The Doors'a saygı duruşunda bulunan bir grup olarak kendimize The Doors in Concert adını veriyoruz çünkü The Doors'un sahnedeki kimliğine, 1991 tarihli aynı adlı canlı albümde duyabileceğiniz gibi The Doors'un canlı performans mirasına saygı duruşunda bulunmak istiyoruz. Bu yüzden set listelerimiz "sadece hitlerden" oluşmuyor. Universal Mind, The Celebration Of The Lizard , Baby Please Don't Go ve Mystery Train gibi daha az bilinen şarkılara da saygı duruşunda bulunuyoruz. Ayrıca 5 dakikadan uzun, belki 10 dakika süren org ve gitar soloları vermeyi de seviyoruz . Tıpkı The Doors'un 1968'de yaptığı gibi.


 Gerçek canlı sesi ve görünümü yeniden yaşayın

Tıpkı The Doors'un canlı performanslarında olduğu gibi, ne başarmaya çalıştığımızı gerçekten anlamak için canlı performanslarımızı deneyimlemeniz gerekiyor. The Doors'un müziğinin kutsal bir zemin olduğunu biliyoruz ve (diğer) The Doors taklit gruplarına karşı da diğerleri kadar şüpheciyiz. Ancak gösterilerimize, enstrümanlarımıza ve The Doors şarkı seçimlerimize kattığımız ayrıntı miktarıyla, The Doors'a tam anlamıyla saygı duymaya, piyasadaki en ikonik psikedelik rock'a saygımızı sunmaya ve The Doors'un mirasını yaşatmaya çalışıyoruz.
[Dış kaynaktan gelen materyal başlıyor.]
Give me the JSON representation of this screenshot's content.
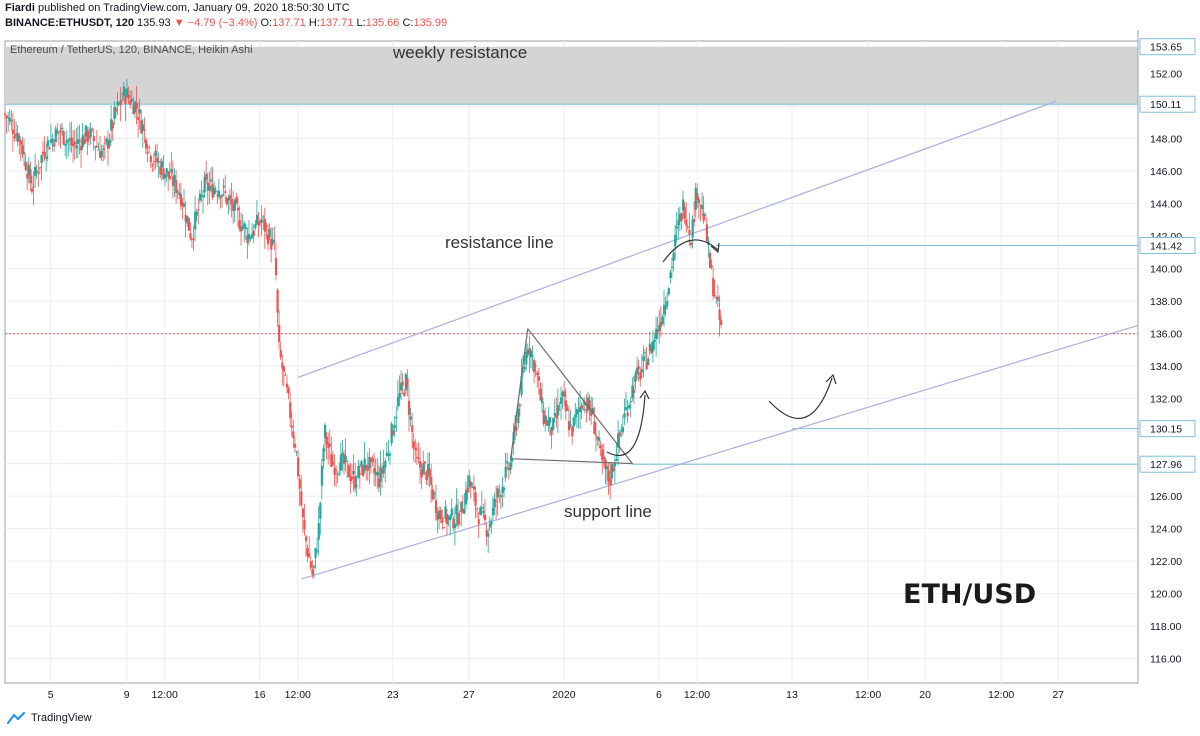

The Doors in Concert'ı aksiyonda izlemek ister misiniz? Belki yakınınızda bir yerde sahne alırız! Yaklaşan turne tarihlerimizi görmek için aşağıdaki butona tıklayın. The Doors'un müziğini çok yakında sizinle birlikte kutlamayı umuyoruz!
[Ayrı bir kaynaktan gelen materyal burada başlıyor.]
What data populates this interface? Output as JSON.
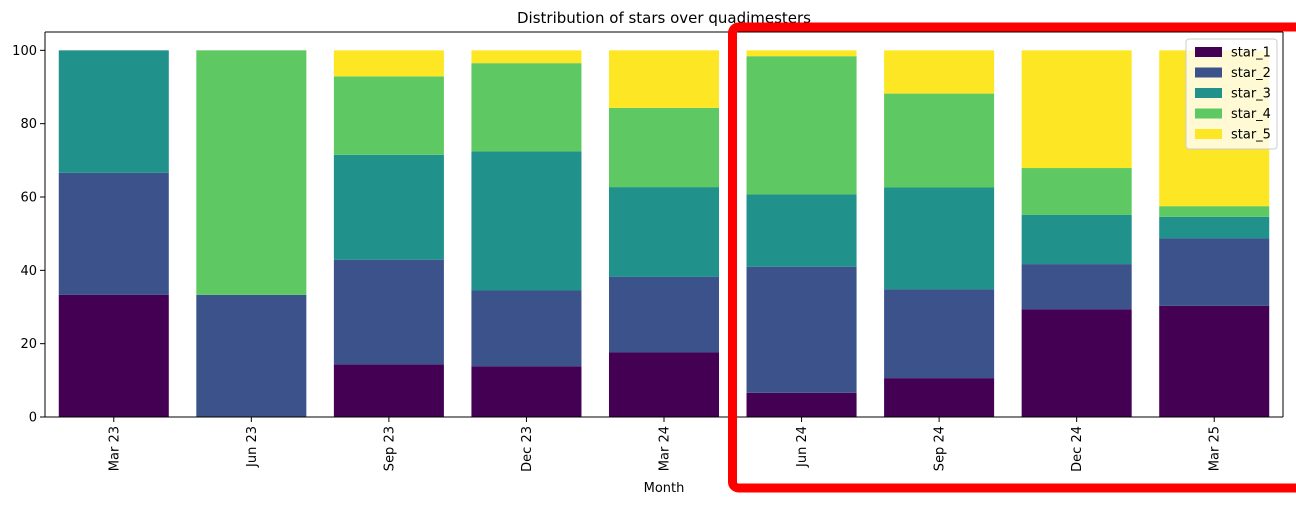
{
  "chart_data": {
    "type": "bar",
    "stacked": true,
    "title": "Distribution of stars over quadimesters",
    "xlabel": "Month",
    "ylabel": "",
    "ylim": [
      0,
      105
    ],
    "yticks": [
      0,
      20,
      40,
      60,
      80,
      100
    ],
    "categories": [
      "Mar 23",
      "Jun 23",
      "Sep 23",
      "Dec 23",
      "Mar 24",
      "Jun 24",
      "Sep 24",
      "Dec 24",
      "Mar 25"
    ],
    "series": [
      {
        "name": "star_1",
        "color": "#440154",
        "values": [
          33.3,
          0.0,
          14.3,
          13.8,
          17.6,
          6.6,
          10.6,
          29.4,
          30.3
        ]
      },
      {
        "name": "star_2",
        "color": "#3b528b",
        "values": [
          33.3,
          33.3,
          28.6,
          20.7,
          20.6,
          34.4,
          24.2,
          12.3,
          18.4
        ]
      },
      {
        "name": "star_3",
        "color": "#21918c",
        "values": [
          33.4,
          0.0,
          28.6,
          37.9,
          24.5,
          19.7,
          27.8,
          13.4,
          5.9
        ]
      },
      {
        "name": "star_4",
        "color": "#5ec962",
        "values": [
          0.0,
          66.7,
          21.4,
          24.1,
          21.6,
          37.7,
          25.6,
          12.8,
          2.9
        ]
      },
      {
        "name": "star_5",
        "color": "#fde725",
        "values": [
          0.0,
          0.0,
          7.1,
          3.5,
          15.7,
          1.6,
          11.8,
          32.1,
          42.5
        ]
      }
    ],
    "grid": false,
    "legend_position": "top-right",
    "highlight": {
      "color": "#ff0000",
      "categories": [
        "Jun 24",
        "Sep 24",
        "Dec 24",
        "Mar 25"
      ]
    }
  }
}
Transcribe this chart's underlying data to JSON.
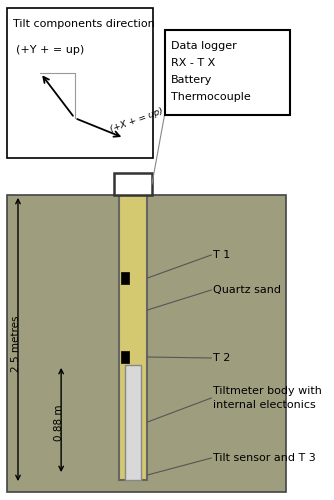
{
  "ground_color": "#9e9e7e",
  "borehole_fill_color": "#d4c870",
  "tiltmeter_body_color": "#d8d8d8",
  "legend_box_lines": [
    "Data logger",
    "RX - T X",
    "Battery",
    "Thermocouple"
  ],
  "t1_label": "T 1",
  "t2_label": "T 2",
  "quartz_label": "Quartz sand",
  "tiltmeter_label": "Tiltmeter body with\ninternal electonics",
  "tilt_sensor_label": "Tilt sensor and T 3",
  "depth_label": "2.5 metres",
  "inner_depth_label": "0.88 m",
  "tilt_title": "Tilt components direction",
  "tilt_y_label": "(+Y + = up)",
  "tilt_x_label": "(+X + = up)"
}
Ben bu yazıyı 13 Eylül' de yazıyorum.  Aschaffenburg' taki  Colos-Saal – Live Music Club' ta, The Doors In Concert konseri 19 Eylül' de.


 

1 yorum:

  1. İlginç. "Taklitler asıllarını yaşatır," diyeceğim ama başarılı bir röprodiksiyon demek daha doğru galiba.